We’ve compiled some of the key practices that are offered to DtC alcohol shippers to minimize their compliance burdens but that might be leaving them at risk of possible enforcement actions from state regulators.
Don’t go in for contract gimmicks
Some DtC programs out there have adopted a neat solution to managing regulatory compliance: foist it on their customers. In this type of arrangement, the seller will set out in their terms and conditions that all sales are deemed to occur at their business location, and that the customer is responsible for any subsequent shipping back to their home or office.
On the one hand, this might seem perfectly legitimate. The vendor is licensed to sell alcohol, and anyone of age could go to their shop, buy some beer, wine, or spirits and take it home to consume, even in a different state. However, this becomes questionable—and possibly illegal—when it involves using a third-party carrier to bring the alcohol purchased to the consumer’s home.
Under the 21st Amendment, states have clear authority to control the transportation of alcohol into and within their borders, and they have all adopted laws that either prohibit the shipping of alcohol directly to consumers or limit it to specific situations, such as only from licensed wine producers. There is no state where consumers can ship alcohol to themselves through a third-party carrier. While many states do provide for consumers to personally import alcohol that they have bought out-of-state, they require that the consumer personally import it, for example in their checked luggage or car.
Even if an alcohol vendor could contractually declaim liability for following state laws (and that is not an argument that’s likely to win in court), they will still, be enabling their customers to break the law. Suppliers looking to remove their compliance burdens should therefore avoid working with any service that offers this type of arrangement and should never adopt these terms and conditions themselves either.
When looking at possible third-party partners, keep an eye out for clauses that state:
- Title of the alcoholic beverages passes to the consumer in the state where the service operates.
- The consumer is responsible for abiding by all state and local laws, including ensuring that they can receive an alcohol shipment to begin with.
Can I sell under someone else’s license?
Many prospective shippers balk at the idea of applying for and managing the dozens of licenses required to establish a national DtC shipping program. Third-party services that offer the use of their licenses, therefore, may seem like a godsend. How these services work, and how legitimate they actually are, though, can be unclear.
The concern here is that legal DtC shipments generally require a license, and state regulators expect the name on the storefront to match the name on that license. If a supplier is marketing and selling from their tasting room or website, but conducting their shipping under someone else’s license, regulators may have some serious questions about what’s going on that can quickly lead to robust enforcement action.
The best way for a third-party to legally DtC ship a supplier’s products for them, is for that third-party service to either be assigned as an authorized brand dealer or be a retailer licensed to make DtC shipments.
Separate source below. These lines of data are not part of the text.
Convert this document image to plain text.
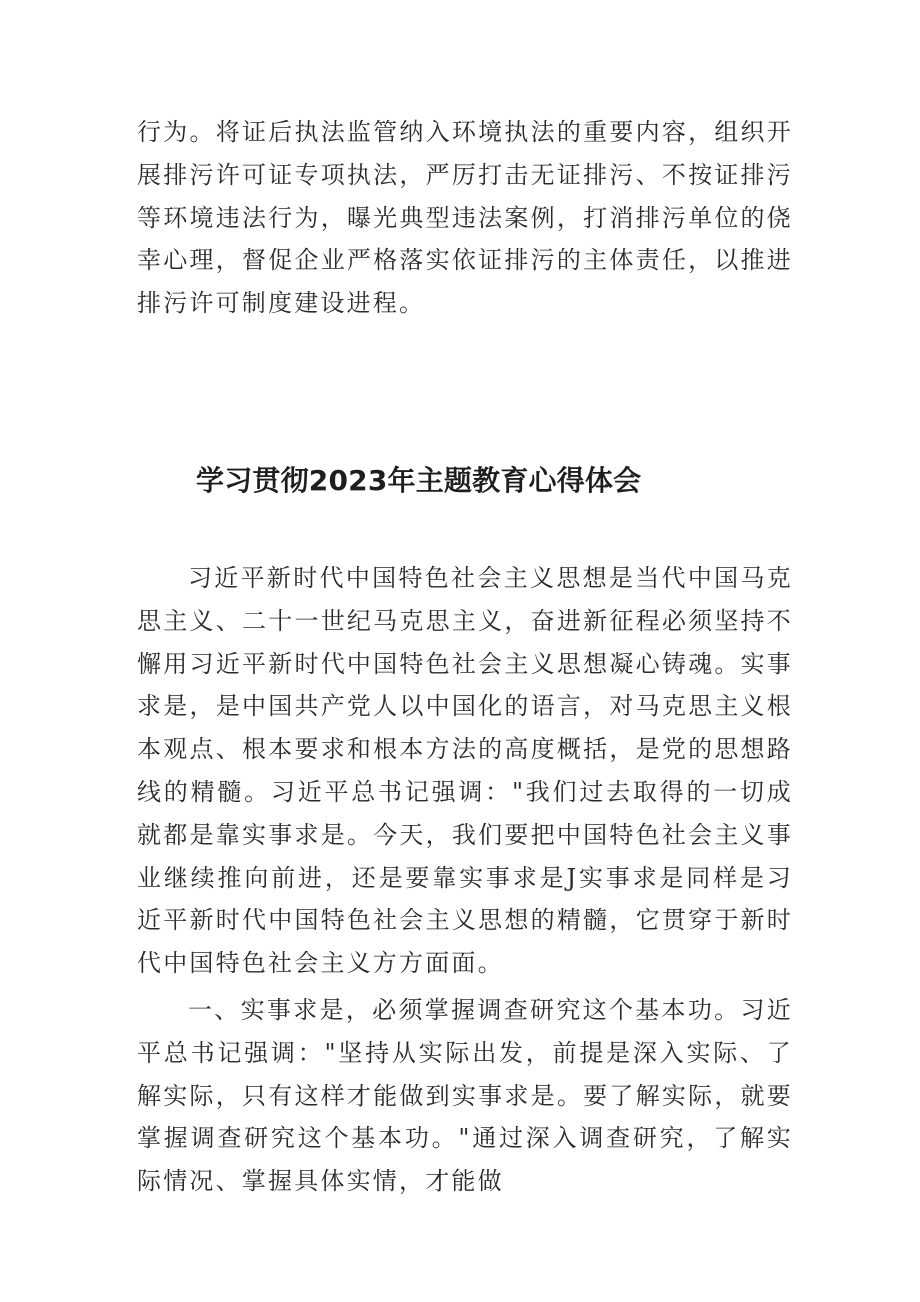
行为。将证后执法监管纳入环境执法的重要内容，组织开展排污许可证专项执法，严厉打击无证排污、不按证排污等环境违法行为，曝光典型违法案例，打消排污单位的侥幸心理，督促企业严格落实依证排污的主体责任，以推进排污许可制度建设进程。

学习贯彻2023年主题教育心得体会

习近平新时代中国特色社会主义思想是当代中国马克思主义、二十一世纪马克思主义，奋进新征程必须坚持不懈用习近平新时代中国特色社会主义思想凝心铸魂。实事求是，是中国共产党人以中国化的语言，对马克思主义根本观点、根本要求和根本方法的高度概括，是党的思想路线的精髓。习近平总书记强调："我们过去取得的一切成就都是靠实事求是。今天，我们要把中国特色社会主义事业继续推向前进，还是要靠实事求是J实事求是同样是习近平新时代中国特色社会主义思想的精髓，它贯穿于新时代中国特色社会主义方方面面。

一、实事求是，必须掌握调查研究这个基本功。习近平总书记强调："坚持从实际出发，前提是深入实际、了解实际，只有这样才能做到实事求是。要了解实际，就要掌握调查研究这个基本功。"通过深入调查研究，了解实际情况、掌握具体实情，才能做
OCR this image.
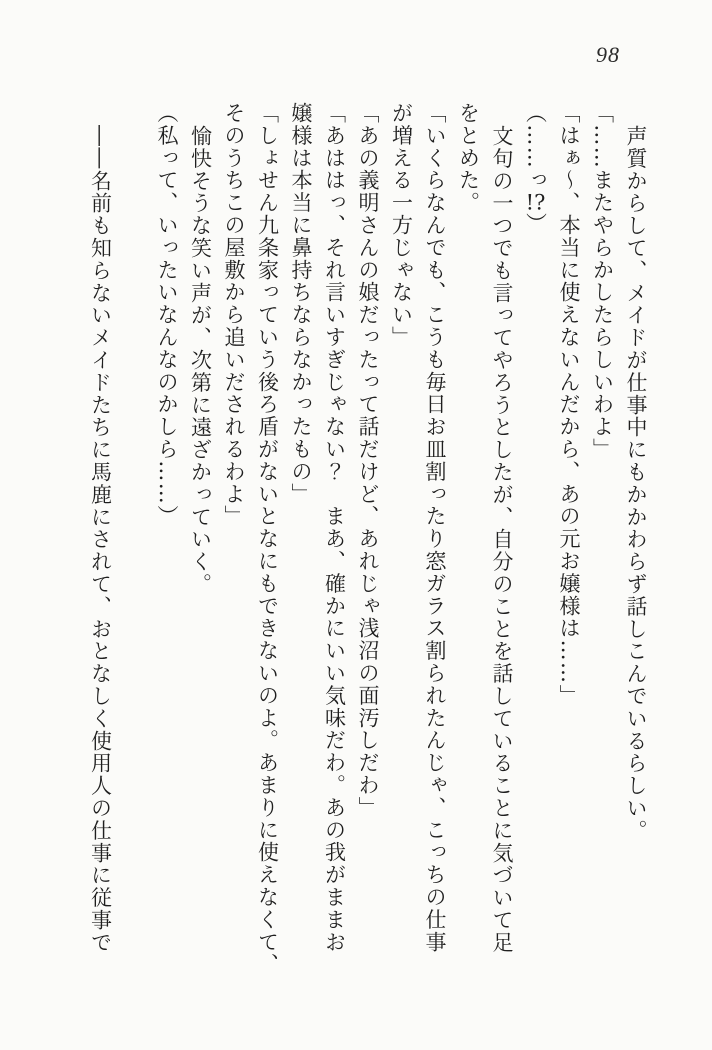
98

声質からして、メイドが仕事中にもかかわらず話しこんでいるらしい。

「……またやらかしたらしいわよ」

「はぁ～、本当に使えないんだから、あの元お嬢様は……」

（……っ!?）

文句の一つでも言ってやろうとしたが、自分のことを話していることに気づいて足

をとめた。

「いくらなんでも、こうも毎日お皿割ったり窓ガラス割られたんじゃ、こっちの仕事

が増える一方じゃない」

「あの義明さんの娘だったって話だけど、あれじゃ浅沼の面汚しだわ」

「あははっ、それ言いすぎじゃない？　まあ、確かにいい気味だわ。あの我がままお

嬢様は本当に鼻持ちならなかったもの」

「しょせん九条家っていう後ろ盾がないとなにもできないのよ。あまりに使えなくて、

そのうちこの屋敷から追いだされるわよ」

愉快そうな笑い声が、次第に遠ざかっていく。

（私って、いったいなんなのかしら……）

――名前も知らないメイドたちに馬鹿にされて、おとなしく使用人の仕事に従事で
Either way the supplier will need to sign away their ownership of the product and any involvement in the sale, and the latter will also require they properly distribute their products to the retailer, likely through a wholesaler. This could be the best way for some suppliers to go, but it would mean not being able to sell or ship directly to consumers themselves.
Ultimately, suppliers looking at one of these services should make sure to thoroughly understand how they work, and what kind of risk they may be assuming.
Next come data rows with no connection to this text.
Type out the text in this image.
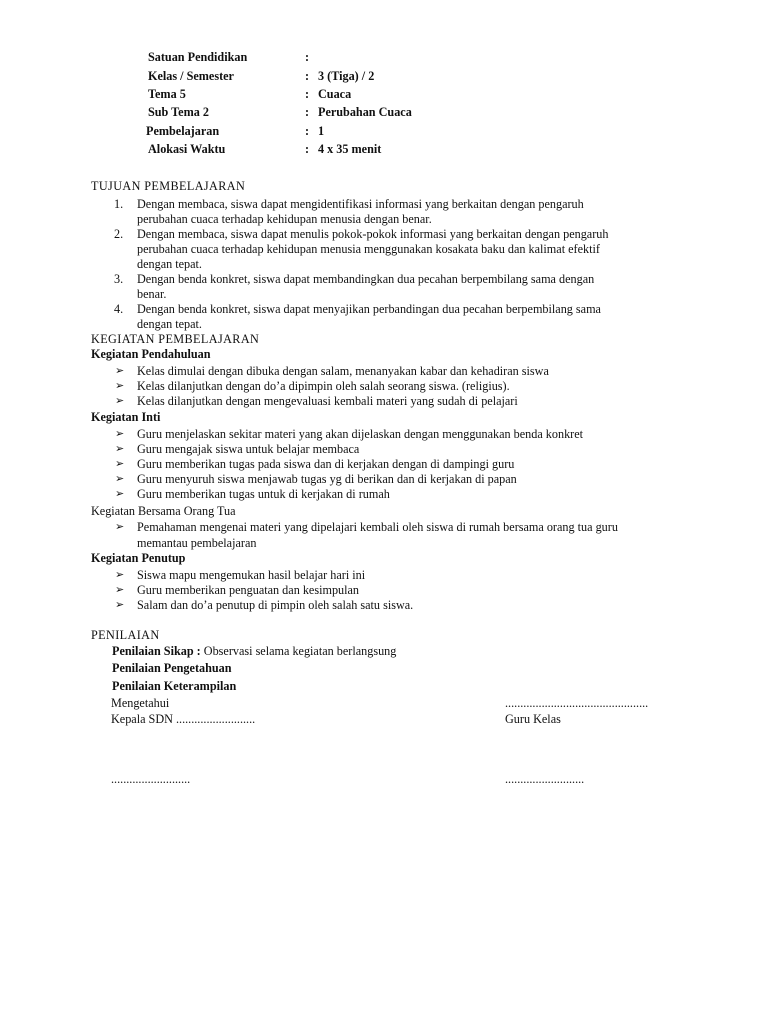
Satuan Pendidikan	:
Kelas / Semester	: 3 (Tiga) / 2
Tema 5	: Cuaca
Sub Tema 2	: Perubahan Cuaca
Pembelajaran	: 1
Alokasi Waktu	: 4 x 35 menit
TUJUAN PEMBELAJARAN
1. Dengan membaca, siswa dapat mengidentifikasi informasi yang berkaitan dengan pengaruh
perubahan cuaca terhadap kehidupan menusia dengan benar.
2. Dengan membaca, siswa dapat menulis pokok-pokok informasi yang berkaitan dengan pengaruh
perubahan cuaca terhadap kehidupan menusia menggunakan kosakata baku dan kalimat efektif
dengan tepat.
3. Dengan benda konkret, siswa dapat membandingkan dua pecahan berpembilang sama dengan
benar.
4. Dengan benda konkret, siswa dapat menyajikan perbandingan dua pecahan berpembilang sama
dengan tepat.
KEGIATAN PEMBELAJARAN
Kegiatan Pendahuluan
➢ Kelas dimulai dengan dibuka dengan salam, menanyakan kabar dan kehadiran siswa
➢ Kelas dilanjutkan dengan do’a dipimpin oleh salah seorang siswa. (religius).
➢ Kelas dilanjutkan dengan mengevaluasi kembali materi yang sudah di pelajari
Kegiatan Inti
➢ Guru menjelaskan sekitar materi yang akan dijelaskan dengan menggunakan benda konkret
➢ Guru mengajak siswa untuk belajar membaca
➢ Guru memberikan tugas pada siswa dan di kerjakan dengan di dampingi guru
➢ Guru menyuruh siswa menjawab tugas yg di berikan dan di kerjakan di papan
➢ Guru memberikan tugas untuk di kerjakan di rumah
Kegiatan Bersama Orang Tua
➢ Pemahaman mengenai materi yang dipelajari kembali oleh siswa di rumah bersama orang tua guru
memantau pembelajaran
Kegiatan Penutup
➢ Siswa mapu mengemukan hasil belajar hari ini
➢ Guru memberikan penguatan dan kesimpulan
➢ Salam dan do’a penutup di pimpin oleh salah satu siswa.
PENILAIAN
Penilaian Sikap : Observasi selama kegiatan berlangsung
Penilaian Pengetahuan
Penilaian Keterampilan
Mengetahui	...............................................
Kepala SDN ..........................	Guru Kelas
..........................	..........................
What about ‘three-tier DtC’?
A novel service that has been gaining attention recently aims at a “best of both worlds” approach by combining the perceived legitimacy of the three-tier system with the prospect of shipping to consumers wherever they are (even claiming access to consumers in all 50 states). In this Frankenstein’s monster of a service, a supplier will market and sell their products directly to consumers, but the actual order fulfillment will then run through a partner retailer who in turn received possession of the alcohol being sold from a wholesaler.
Central to “three-tier DtC” is that a supplier will work with a specific retailer that can fulfill deliveries across the country. However, this brings up two huge, unresolved questions. First, it would appear to violate tied-house rules for a supplier to direct sales to a specific retailer. Second, it is unclear how retailers can ship alcohol to consumers everywhere (currently, only 14 states and D.C. permit retailers to ship alcohol across borders). Even relying on retailers making local deliveries themselves would leave out some consumers, as no retailer operates in every state and many delivery permissions restrict the retailer to operate only in the city or county where they are licensed.
While the idea of making DtC sales under the auspices of the three-tier system has gained a lot of attention, suppliers may want to remain skeptical for now.